今や若者の多くはテレビを見るよりもネットを見ている。その広告の効果は絶大の一言であろう。一日に何千、何万という人の目に、その広告は映っている。

 

目に映るだけでも広告としての役割は十二分に果たせていると言えるだろう。だが、ネット広告の真髄とは、それ以上のところにある。

 

それは、ネット広告から直接ラインをつなぐことができるという点だ。テレビは広告を見て、その商品やサービスが欲しくとも、店に行くかでもしないと手に入らない。

 

ところが、ネット広告であれば、気になった時にその広告をクリックすれば、すぐさま企業のページに飛べる。そのため、企業としてはこれほどアピールしやすいものもないだろう。それこそがネット広告の最大の利点である。

 

そして、もうひとつの特徴は、ターゲットを絞り込めるということだ。

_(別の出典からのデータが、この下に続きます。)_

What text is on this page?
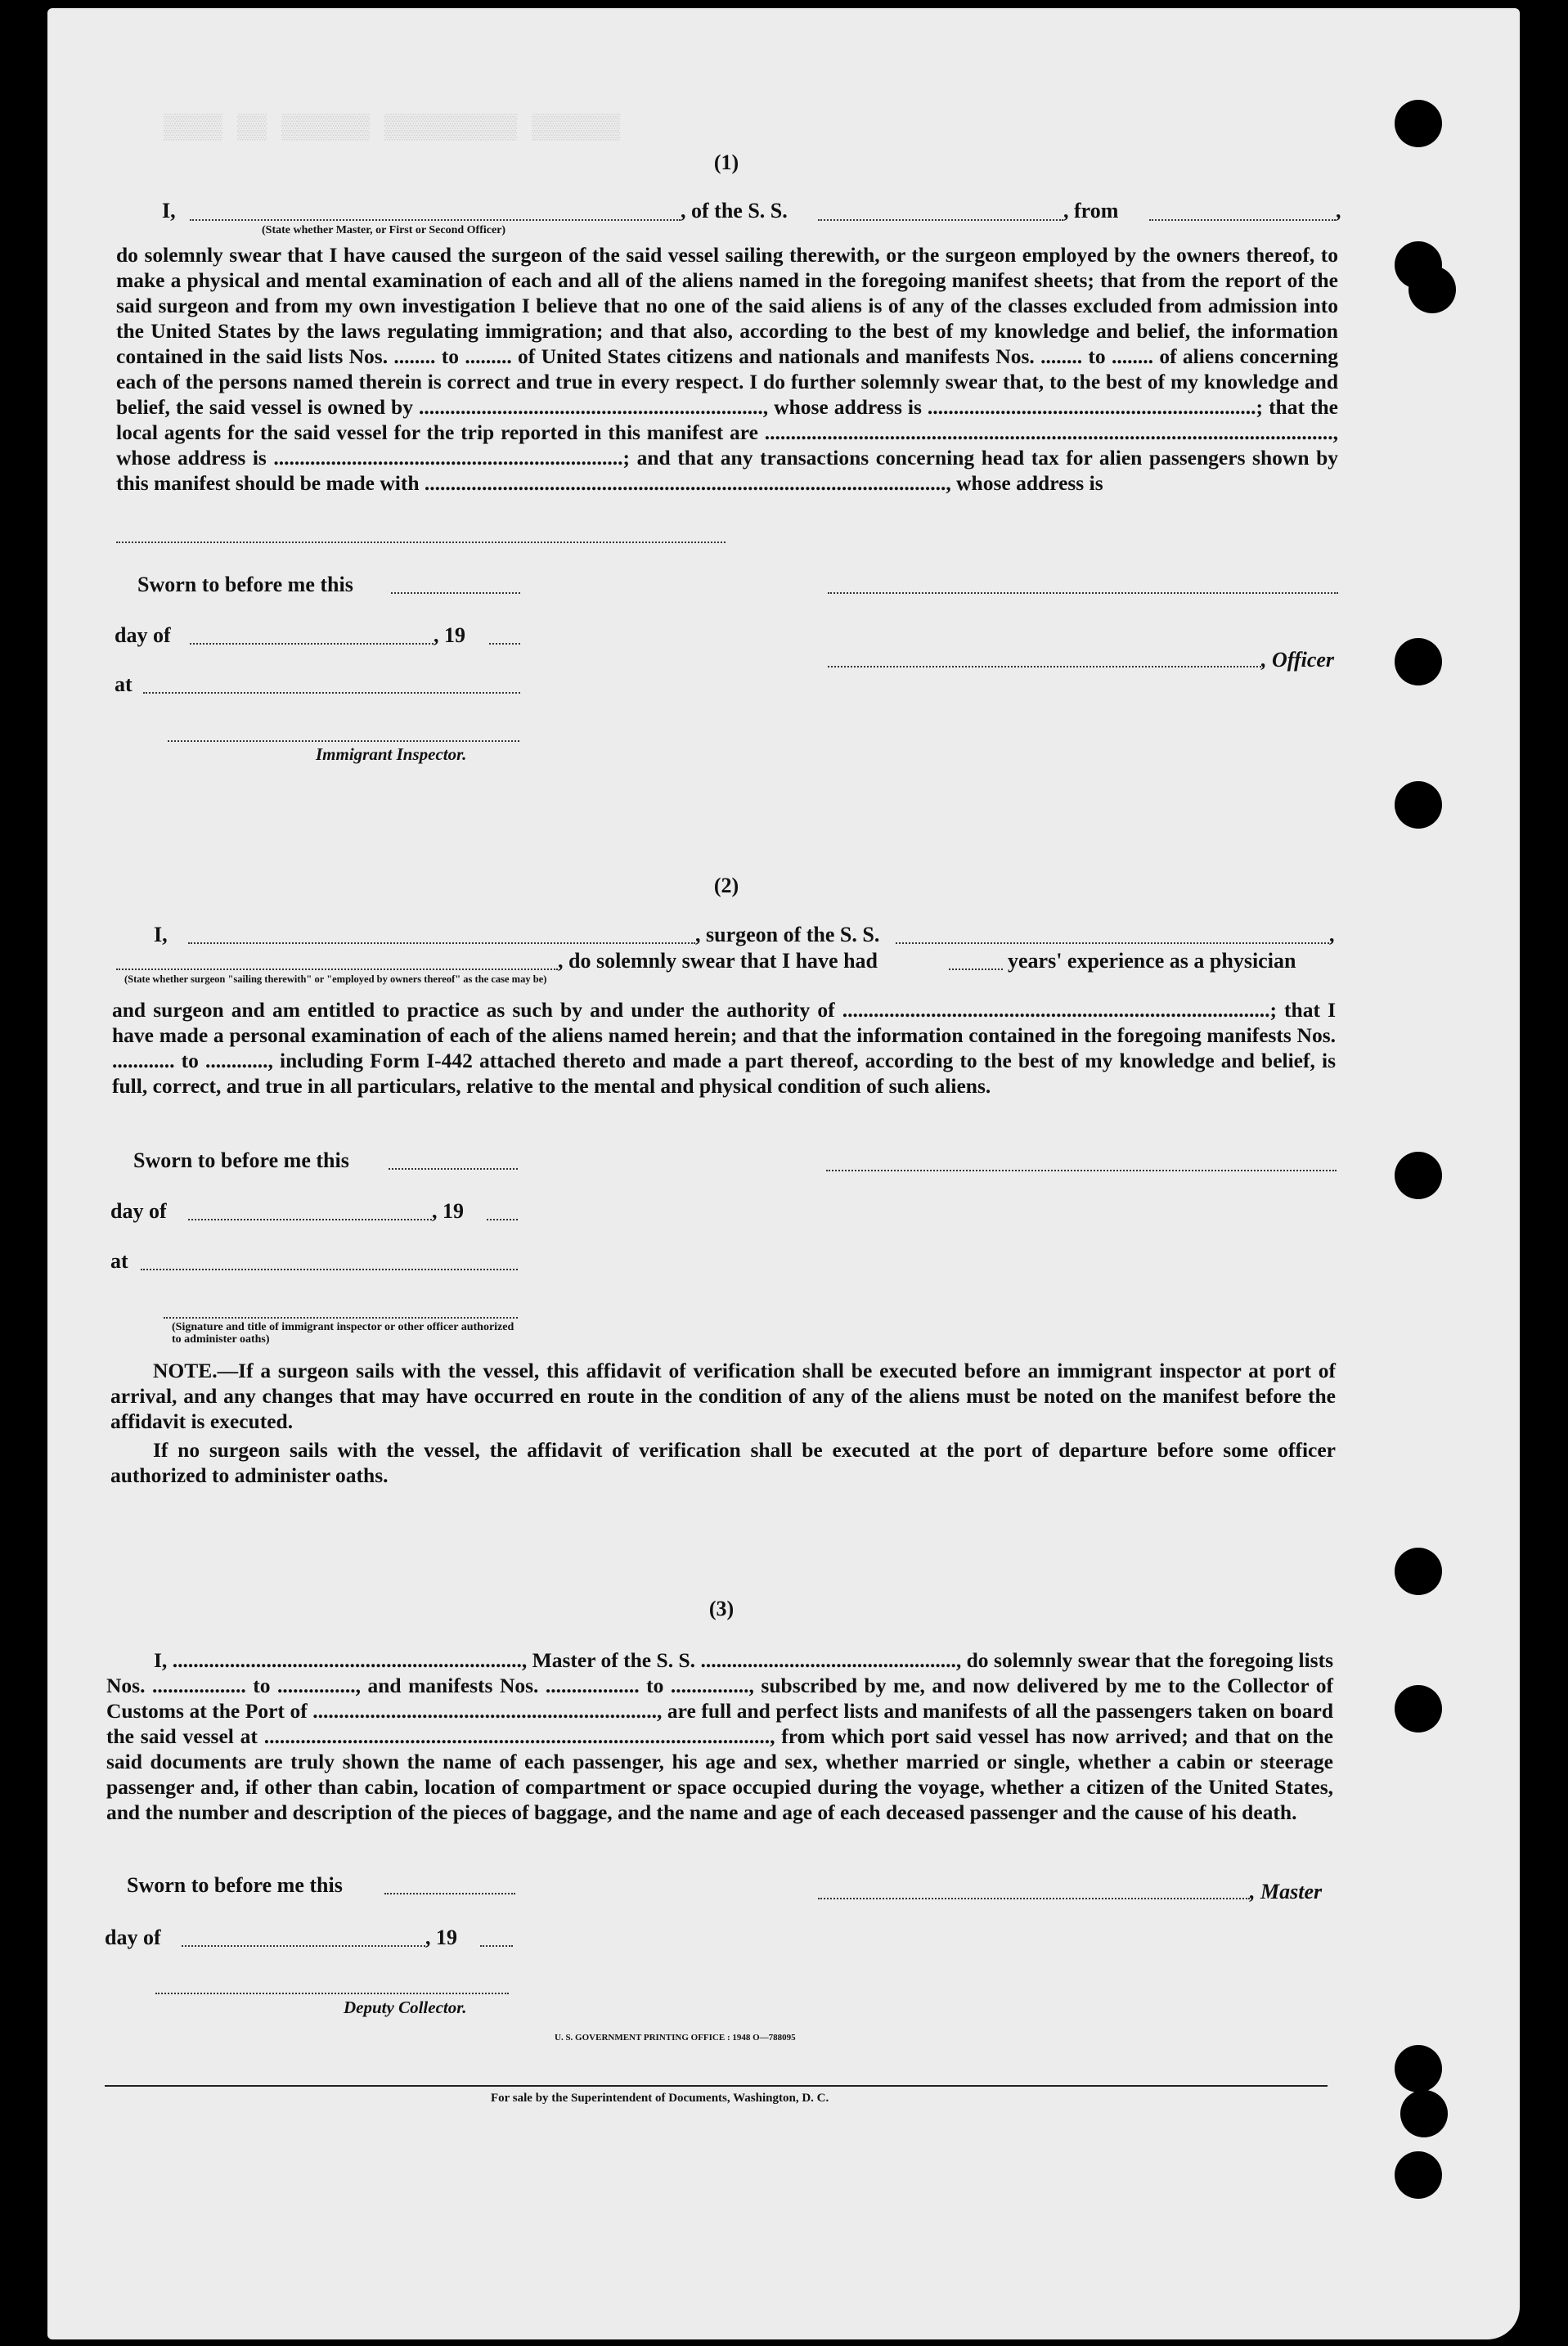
▒▒▒▒ ▒▒ ▒▒▒▒▒▒ ▒▒▒▒▒▒▒▒▒ ▒▒▒▒▒▒
(1)
I,	, of the S. S.	, from	,
(State whether Master, or First or Second Officer)
do solemnly swear that I have caused the surgeon of the said vessel sailing therewith, or the surgeon employed by the owners thereof, to make a physical and mental examination of each and all of the aliens named in the foregoing manifest sheets; that from the report of the said surgeon and from my own investigation I believe that no one of the said aliens is of any of the classes excluded from admission into the United States by the laws regulating immigration; and that also, according to the best of my knowledge and belief, the information contained in the said lists Nos. ........ to ......... of United States citizens and nationals and manifests Nos. ........ to ........ of aliens concerning each of the persons named therein is correct and true in every respect. I do further solemnly swear that, to the best of my knowledge and belief, the said vessel is owned by .................................................................., whose address is ...............................................................; that the local agents for the said vessel for the trip reported in this manifest are ............................................................................................................., whose address is ...................................................................; and that any transactions concerning head tax for alien passengers shown by this manifest should be made with ...................................................................................................., whose address is
Sworn to before me this
day of	, 19
, Officer
at
Immigrant Inspector.
(2)
I,	, surgeon of the S. S.	,
, do solemnly swear that I have had	years' experience as a physician
(State whether surgeon "sailing therewith" or "employed by owners thereof" as the case may be)
and surgeon and am entitled to practice as such by and under the authority of ..................................................................................; that I have made a personal examination of each of the aliens named herein; and that the information contained in the foregoing manifests Nos. ............ to ............, including Form I-442 attached thereto and made a part thereof, according to the best of my knowledge and belief, is full, correct, and true in all particulars, relative to the mental and physical condition of such aliens.
Sworn to before me this
day of	, 19
at
(Signature and title of immigrant inspector or other officer authorized to administer oaths)
NOTE.—If a surgeon sails with the vessel, this affidavit of verification shall be executed before an immigrant inspector at port of arrival, and any changes that may have occurred en route in the condition of any of the aliens must be noted on the manifest before the affidavit is executed.
If no surgeon sails with the vessel, the affidavit of verification shall be executed at the port of departure before some officer authorized to administer oaths.
(3)
I, ..................................................................., Master of the S. S. ................................................., do solemnly swear that the foregoing lists Nos. .................. to ..............., and manifests Nos. .................. to ..............., subscribed by me, and now delivered by me to the Collector of Customs at the Port of .................................................................., are full and perfect lists and manifests of all the passengers taken on board the said vessel at ................................................................................................., from which port said vessel has now arrived; and that on the said documents are truly shown the name of each passenger, his age and sex, whether married or single, whether a cabin or steerage passenger and, if other than cabin, location of compartment or space occupied during the voyage, whether a citizen of the United States, and the number and description of the pieces of baggage, and the name and age of each deceased passenger and the cause of his death.
Sworn to before me this	, Master
day of	, 19
Deputy Collector.
U. S. GOVERNMENT PRINTING OFFICE : 1948 O—788095
For sale by the Superintendent of Documents, Washington, D. C.
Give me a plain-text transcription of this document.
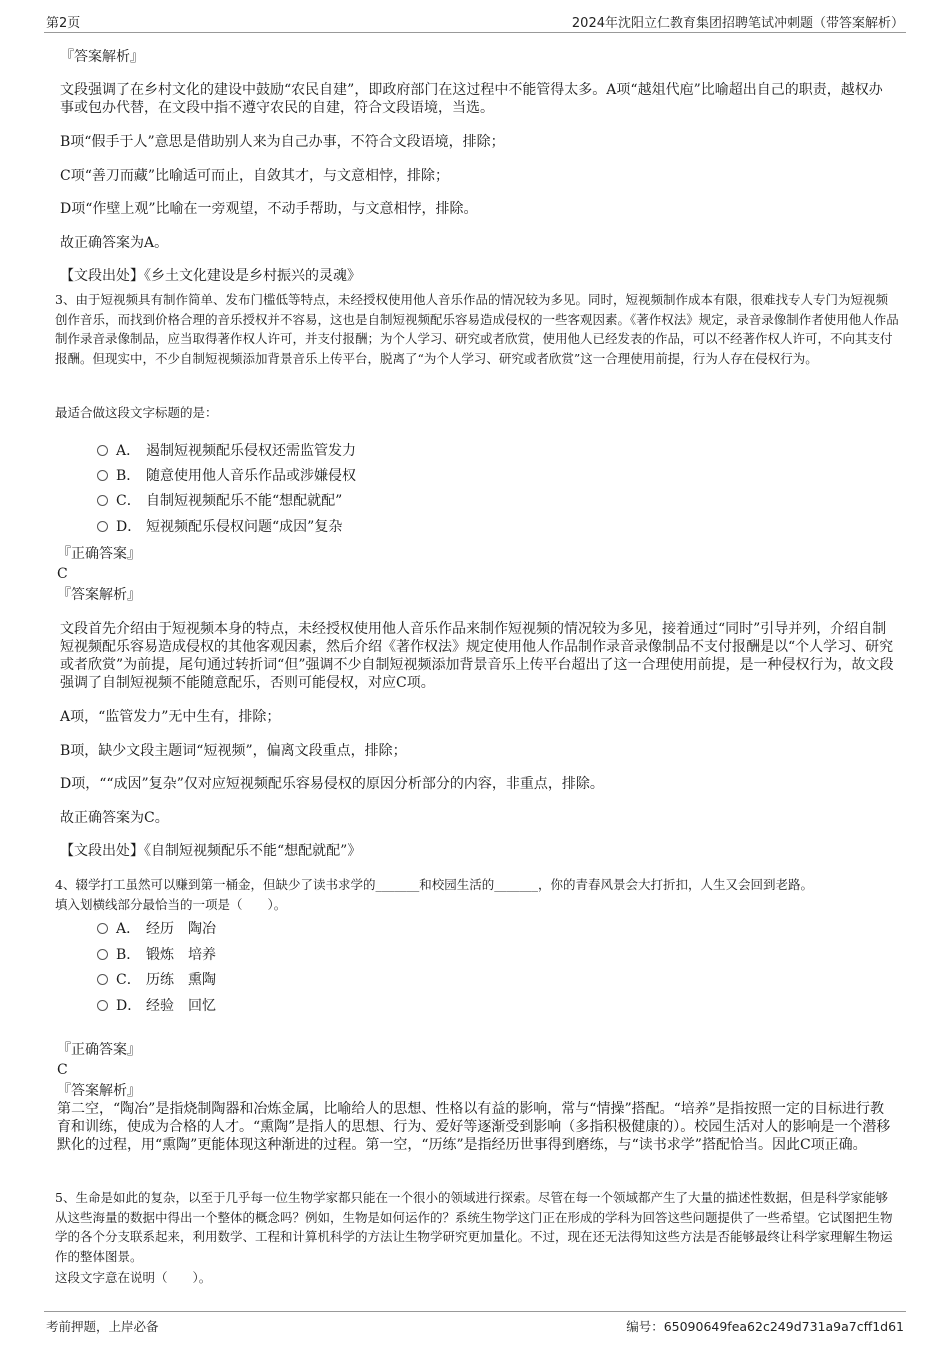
第2页	2024年沈阳立仁教育集团招聘笔试冲刺题（带答案解析）
『答案解析』
文段强调了在乡村文化的建设中鼓励“农民自建”，即政府部门在这过程中不能管得太多。A项“越俎代庖”比喻超出自己的职责，越权办事或包办代替，在文段中指不遵守农民的自建，符合文段语境，当选。
B项“假手于人”意思是借助别人来为自己办事，不符合文段语境，排除；
C项“善刀而藏”比喻适可而止，自敛其才，与文意相悖，排除；
D项“作壁上观”比喻在一旁观望，不动手帮助，与文意相悖，排除。
故正确答案为A。
【文段出处】《乡土文化建设是乡村振兴的灵魂》
3、由于短视频具有制作简单、发布门槛低等特点，未经授权使用他人音乐作品的情况较为多见。同时，短视频制作成本有限，很难找专人专门为短视频创作音乐，而找到价格合理的音乐授权并不容易，这也是自制短视频配乐容易造成侵权的一些客观因素。《著作权法》规定，录音录像制作者使用他人作品制作录音录像制品，应当取得著作权人许可，并支付报酬；为个人学习、研究或者欣赏，使用他人已经发表的作品，可以不经著作权人许可，不向其支付报酬。但现实中，不少自制短视频添加背景音乐上传平台，脱离了“为个人学习、研究或者欣赏”这一合理使用前提，行为人存在侵权行为。
最适合做这段文字标题的是：
A． 遏制短视频配乐侵权还需监管发力
B． 随意使用他人音乐作品或涉嫌侵权
C． 自制短视频配乐不能“想配就配”
D． 短视频配乐侵权问题“成因”复杂
『正确答案』
C
『答案解析』
文段首先介绍由于短视频本身的特点，未经授权使用他人音乐作品来制作短视频的情况较为多见，接着通过“同时”引导并列，介绍自制短视频配乐容易造成侵权的其他客观因素，然后介绍《著作权法》规定使用他人作品制作录音录像制品不支付报酬是以“个人学习、研究或者欣赏”为前提，尾句通过转折词“但”强调不少自制短视频添加背景音乐上传平台超出了这一合理使用前提，是一种侵权行为，故文段强调了自制短视频不能随意配乐，否则可能侵权，对应C项。
A项，“监管发力”无中生有，排除；
B项，缺少文段主题词“短视频”，偏离文段重点，排除；
D项，““成因”复杂”仅对应短视频配乐容易侵权的原因分析部分的内容，非重点，排除。
故正确答案为C。
【文段出处】《自制短视频配乐不能“想配就配”》
4、辍学打工虽然可以赚到第一桶金，但缺少了读书求学的_______和校园生活的_______，你的青春风景会大打折扣，人生又会回到老路。
填入划横线部分最恰当的一项是（　　）。
A． 经历　陶冶
B． 锻炼　培养
C． 历练　熏陶
D． 经验　回忆
『正确答案』
C
『答案解析』
第二空，“陶冶”是指烧制陶器和冶炼金属，比喻给人的思想、性格以有益的影响，常与“情操”搭配。“培养”是指按照一定的目标进行教育和训练，使成为合格的人才。“熏陶”是指人的思想、行为、爱好等逐渐受到影响（多指积极健康的）。校园生活对人的影响是一个潜移默化的过程，用“熏陶”更能体现这种渐进的过程。第一空，“历练”是指经历世事得到磨练，与“读书求学”搭配恰当。因此C项正确。
5、生命是如此的复杂，以至于几乎每一位生物学家都只能在一个很小的领域进行探索。尽管在每一个领域都产生了大量的描述性数据，但是科学家能够从这些海量的数据中得出一个整体的概念吗？例如，生物是如何运作的？系统生物学这门正在形成的学科为回答这些问题提供了一些希望。它试图把生物学的各个分支联系起来，利用数学、工程和计算机科学的方法让生物学研究更加量化。不过，现在还无法得知这些方法是否能够最终让科学家理解生物运作的整体图景。
这段文字意在说明（　　）。
考前押题，上岸必备	编号：65090649fea62c249d731a9a7cff1d61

テレビはその時間にただ広告を垂れ流すだけだが、ネット広告はそうではない。

 

ネットは使用者の情報を集め、より使いやすくなるように自らカスタマイズしていく機能がついている。検索でよく使用する言葉の予測変換のように、どのページをよく見るのか、どういったものに興味があるのかを調べてくれているのだ。

 

それは、ネット広告として反映される。だからこそ、ネット広告として表示されるのは、使用者がよく見ている「興味がある」商品やサービスになる。なんと合理的なのだろう。

 

広告枠の場所はさまざまだ。ブラウザのトップページの広告枠は大企業が取り合っている。アフィリエイトというシステムは、個人のブログやサイトに広告枠を借りる仕組みになっているらしい。

 

この仕組みを使ってお金を稼ぐのが、いわゆるYoutuberやアフィリエイターだ。彼らは自分のチャンネルに広告枠を貸し出すことで、その場所代を得ているというわけである。

 

読み終わって、ほうと息を吐く。気が付けば、私の心中にあったネット広告への嫌悪がなくなっていることに気が付いた。

 

知れば批判もできよう。そう思っていたが、その仕組みを知った今、批判は浮かばない。なぜなら、ネット広告はさまざまな人のためになる合理的なシステムなのだとわかったからだ。

 

……いっそ、私も出してみようか。そんなことすら思う。あのページの隅っこに佇む小さな広告のような、慎ましく、しかし目を引く広告を。

 

 

ネット広告の仕組みとは

 

Webメディアにネット広告が表示されるたびに、その裏ではミリ秒単位で広告枠の競争入札が行われています。この仕組みがリアルタイム入札というアドテクノロジーです。

 

今やアドテクノロジーからアドエクスチェンジへ進化し、さまざまな広告枠の売買がミリ秒単位で行われています。アドテクノロジーはさらに進化するでしょう。

 

進化したのはアドテクノロジーだけではありません。今や、フィーチャーフォンからスマホへと端末は移り変わり、タブレットも登場してデバイスの種類は多種多様です。デバイスの種類が多岐にわたることで、ネット広告の種類も莫大に増え続けています。

 

このように日々の進歩が著しいネット広告ですが、2019年3月現在で、最新の情報をわかりやすくまとめてみました。本書がネット広告の基本を学びたい方の入門書として役立てていただければ幸いです。